Abbiamo riportato diversi stralci di quelle duecentonove pagina dove vengono tirati in ballo, da un uomo di camorra i nomi di Pisacane, Seculin (Leggi qui) e Castaldo (Leggi qui). L’alterazione agli atti portano a due partite: Modena-Avellino e Avellino-Reggina. Sono questi i match che secondo gli inquirenti sarebbero stati alterati. Quelle che al momento sono solo accuse dovranno essere accertate e si dovrà valutare ad esempio la malafede di Peccarisi nel match contro il Modena che prima salva tre gol ormai fatti e poi ha la colpa di marcare Granoche anzichè Bianchi che insacca dove Seculin non può arrivare. Diciannove tiri in porta biancoverdi con Izzo e Millesi nemmeno scesi in campo. Poi c’è il match contro la Reggina dove la squadra calabra arriva ad Avellino da retrocessa e con una formazione che rasenta quella Primavera. Una partita forse quotata solo nei paesi scandinavi e con margini bassissimi di guadagno su una puntata. A dirla tutta i dubbi su questi due match, quei dubbi che portano una squadra di calcio e un popolo del pallone nel caos, sono davvero pochi.

Si dovrà parlare delle telefonate e dei presunti contatti di alcuni calciatori con persone della malavita. Anche questi fatti da accertare, dei quali risponderanno coloro che verranno chiamati in causa. Passaggi contestabili in molte rivelazioni del pentito rispetto a fatti certi come quando viene fatto il nome dell’innocente Arini “come amico di Millesi insieme a Castaldo e Peccarisi che avevano il suo stesso procuratore” quando invece i procuratori erano diversi e quindi portando a fatti non rilevabili. Ma queste sono accezioni che farà chi di competenza, quelli che spettano a noi sono rivolti a una piazza che non merita nessun prezzo da pagare.
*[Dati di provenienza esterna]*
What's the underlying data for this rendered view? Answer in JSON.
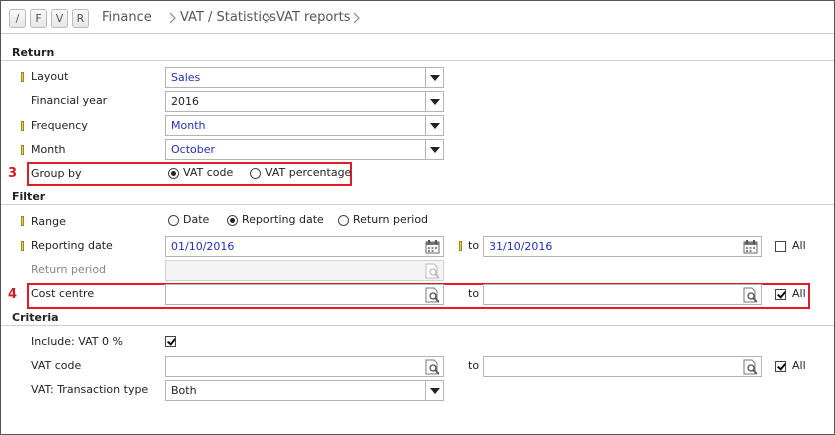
{
  "toolbar": {
    "keys": [
      "/",
      "F",
      "V",
      "R"
    ],
    "breadcrumb": [
      "Finance",
      "VAT / Statistics",
      "VAT reports"
    ]
  },
  "return_section": {
    "title": "Return",
    "layout": {
      "label": "Layout",
      "value": "Sales"
    },
    "financial_year": {
      "label": "Financial year",
      "value": "2016"
    },
    "frequency": {
      "label": "Frequency",
      "value": "Month"
    },
    "month": {
      "label": "Month",
      "value": "October"
    },
    "group_by": {
      "label": "Group by",
      "options": [
        "VAT code",
        "VAT percentage"
      ],
      "selected": "VAT code"
    }
  },
  "filter_section": {
    "title": "Filter",
    "range": {
      "label": "Range",
      "options": [
        "Date",
        "Reporting date",
        "Return period"
      ],
      "selected": "Reporting date"
    },
    "reporting_date": {
      "label": "Reporting date",
      "from": "01/10/2016",
      "to_label": "to",
      "to": "31/10/2016",
      "all_label": "All",
      "all_checked": false
    },
    "return_period": {
      "label": "Return period",
      "value": ""
    },
    "cost_centre": {
      "label": "Cost centre",
      "from": "",
      "to_label": "to",
      "to": "",
      "all_label": "All",
      "all_checked": true
    }
  },
  "criteria_section": {
    "title": "Criteria",
    "include_vat0": {
      "label": "Include: VAT 0 %",
      "checked": true
    },
    "vat_code": {
      "label": "VAT code",
      "from": "",
      "to_label": "to",
      "to": "",
      "all_label": "All",
      "all_checked": true
    },
    "transaction_type": {
      "label": "VAT: Transaction type",
      "value": "Both"
    }
  },
  "annotations": {
    "group_by_marker": "3",
    "cost_centre_marker": "4"
  },
  "colors": {
    "required_marker": "#f0d440",
    "annotation_red": "#e01b2a",
    "value_blue": "#2230b8"
  }
}
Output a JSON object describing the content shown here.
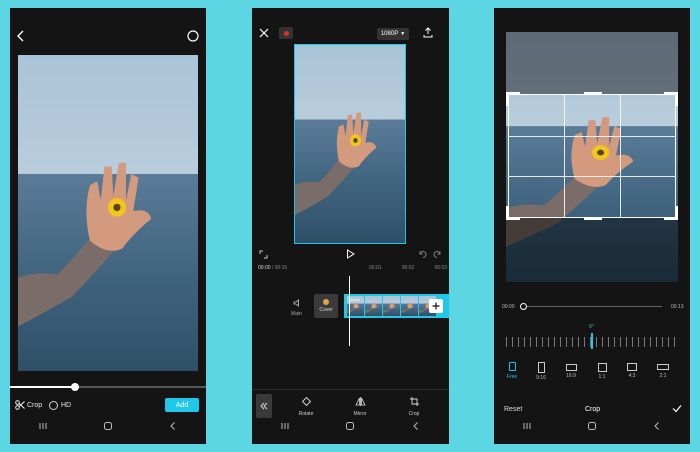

Il procuratore federale Stefano Palazzi è pronto a far partire un’inchiesta come inevitabile che sia (Leggi qui). L’Avellino calcio potrebbe pagare per reati che non gli competono con una società totalmente estranea ai fatti. Si chiama responsabilità oggettiva prevista dal codice di giustizia sportiva e che potrebbe far pagare all’Avellino e alla sua piazza quello che non gli spetta. Due punti di penalizzazione ai quali la società di opporrà e nella migliore delle ipotesi potrebbe uscire da questa storia con una multa. Sanzioni che arriverebbero per le parole di un pentito di camorra. Sanzioni che arriverebbero per fatti estranei a chi questa società la gestisce. Sanzioni che peserebbero sul futuro per causa di chi in questo futuro non c’è più.

Una piazza, quella biancoverde, al centro di un ciclone fatto di mille dubbi: da quelli legati a capire chi e se c’è qualcuno che ha tradito a quanto peserà tutto questo sul futuro della propria squadra e non solo in termine di penalità. Una piazza che sta già pagando qualcosa che non merita.